I’m not suggesting to be unkind.
The sentence that you read in the paragraph above, remember, went “It’s safe to tell the truth quickly and kindly.” When you speak your truth quickly, it doesn’t have that long pent-up and repressed energy that it has when you swallow what you wish to communicate for fear that it might hurt someone and/or that that person might hurt you in reply. So it sits there and festers. The key to mastering this truth is to not only speak your truth quickly, but to do it kindly, as well.
Let’s suppose someone said something, or did something, that you felt hurt by. Many people say nothing, repressing what they wish to communicate. It festers inside them and becomes poisonous. By the time it eventually gets expressed, it can come out with volcanic force, completely unrelated to whatever touched it off in the present. Such is the power of long-suppressed truths.
Last night, in fact, a dear friend of mine—one of the oldest and dearest friends in my life, for that matter—finally told me in a twohour car ride that we shared with nobody else around that there was something I said and something I didn’t do a year ago. He had bottled up this feeling inside of him, driving a wedge between us.
The issue came up in the first place because I expressed--in a kind manner--that I felt that our relationship had deteriorated, quietly faded into relationship oblivion, reduced to about one night a year. (True, I live only four months per year near him—but it’s a 10-minute drive kind of nearness.) Unexpressed communications, however, can drive a wedge that prevents 10-minute drives; he could live next door, and the relationship could still be one night a year when truth is swallowed and not spoken.
So he finally communicated his truth. I listened silently and deeply and took it in. I then spoke my truth in response to his communication. He listened silently and deeply and took it in. He sees my point of view, one he hadn’t even considered because he was stuck in his point of view on the situations. He hadn’t asked how I saw it, because he was too uncomfortable to talk about it, fearing a confrontation.

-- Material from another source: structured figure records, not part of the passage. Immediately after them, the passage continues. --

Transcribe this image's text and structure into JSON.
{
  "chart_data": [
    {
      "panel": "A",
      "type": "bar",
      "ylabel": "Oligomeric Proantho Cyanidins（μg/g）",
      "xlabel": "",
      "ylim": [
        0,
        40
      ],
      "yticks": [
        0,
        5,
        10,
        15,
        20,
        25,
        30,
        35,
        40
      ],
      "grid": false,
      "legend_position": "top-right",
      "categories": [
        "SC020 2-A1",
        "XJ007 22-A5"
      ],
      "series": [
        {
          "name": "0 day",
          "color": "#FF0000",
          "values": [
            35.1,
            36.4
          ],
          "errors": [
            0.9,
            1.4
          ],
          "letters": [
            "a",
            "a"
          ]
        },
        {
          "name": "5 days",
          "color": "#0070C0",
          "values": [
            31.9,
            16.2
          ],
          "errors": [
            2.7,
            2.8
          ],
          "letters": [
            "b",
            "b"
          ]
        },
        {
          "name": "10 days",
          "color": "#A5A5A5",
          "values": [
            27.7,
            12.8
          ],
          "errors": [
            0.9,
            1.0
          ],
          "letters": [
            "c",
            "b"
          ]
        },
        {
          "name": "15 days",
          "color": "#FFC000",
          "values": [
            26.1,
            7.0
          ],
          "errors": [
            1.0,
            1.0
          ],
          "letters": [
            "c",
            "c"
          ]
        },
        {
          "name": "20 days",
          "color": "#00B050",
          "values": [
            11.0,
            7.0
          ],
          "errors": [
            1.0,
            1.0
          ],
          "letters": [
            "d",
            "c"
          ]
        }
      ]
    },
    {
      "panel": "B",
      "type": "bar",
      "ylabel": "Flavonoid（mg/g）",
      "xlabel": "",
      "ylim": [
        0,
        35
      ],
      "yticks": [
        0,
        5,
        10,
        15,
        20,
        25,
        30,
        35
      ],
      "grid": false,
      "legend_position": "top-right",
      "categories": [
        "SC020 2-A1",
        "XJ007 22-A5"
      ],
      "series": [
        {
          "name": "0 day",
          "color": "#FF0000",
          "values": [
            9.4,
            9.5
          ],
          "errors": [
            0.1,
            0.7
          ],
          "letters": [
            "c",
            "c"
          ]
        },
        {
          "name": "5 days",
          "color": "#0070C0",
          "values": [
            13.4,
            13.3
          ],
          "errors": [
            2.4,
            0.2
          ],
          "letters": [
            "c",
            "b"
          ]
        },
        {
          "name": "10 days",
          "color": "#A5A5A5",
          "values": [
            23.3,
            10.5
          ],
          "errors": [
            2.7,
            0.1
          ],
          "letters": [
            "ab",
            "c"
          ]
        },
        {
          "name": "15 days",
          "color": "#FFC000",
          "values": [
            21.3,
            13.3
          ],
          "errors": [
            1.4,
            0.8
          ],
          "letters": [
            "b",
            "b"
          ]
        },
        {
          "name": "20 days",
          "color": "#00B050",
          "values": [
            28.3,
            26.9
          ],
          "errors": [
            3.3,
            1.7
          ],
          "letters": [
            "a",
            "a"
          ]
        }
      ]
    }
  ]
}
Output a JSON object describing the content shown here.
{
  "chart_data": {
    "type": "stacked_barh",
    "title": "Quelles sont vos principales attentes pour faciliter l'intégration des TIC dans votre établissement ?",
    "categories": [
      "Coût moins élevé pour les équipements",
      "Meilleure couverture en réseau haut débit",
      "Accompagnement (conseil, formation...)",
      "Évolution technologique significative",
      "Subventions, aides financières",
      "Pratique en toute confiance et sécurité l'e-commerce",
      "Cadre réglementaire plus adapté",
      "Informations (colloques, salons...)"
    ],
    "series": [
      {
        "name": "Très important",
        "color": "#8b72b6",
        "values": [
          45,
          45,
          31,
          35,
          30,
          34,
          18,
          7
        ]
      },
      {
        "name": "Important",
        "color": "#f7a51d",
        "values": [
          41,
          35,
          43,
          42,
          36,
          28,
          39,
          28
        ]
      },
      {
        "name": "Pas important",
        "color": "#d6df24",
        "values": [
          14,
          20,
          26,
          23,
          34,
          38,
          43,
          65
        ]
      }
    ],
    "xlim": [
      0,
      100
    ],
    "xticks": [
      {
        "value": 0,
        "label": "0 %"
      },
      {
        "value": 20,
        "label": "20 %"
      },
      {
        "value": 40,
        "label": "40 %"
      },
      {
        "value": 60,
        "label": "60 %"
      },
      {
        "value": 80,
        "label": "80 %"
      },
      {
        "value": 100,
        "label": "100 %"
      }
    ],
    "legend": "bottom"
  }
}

Now he’s thinking deep and hard about my point of view. It’s quite possible that he will let go of his judgment and anger, and come to see the soundness of why I said what I said, and why I didn’t do what I didn’t do. It’s also possible that he won’t. But by speaking his truth and not letting it fester deep inside of him, the wedge between us has disappeared.
We can now agree to disagree about what was said and what didn’t happen and move on. And it’s quite likely that that one night per year relationship may expand to once a month. At least that’s what the smart money in Las Vegas says as far as early odds go.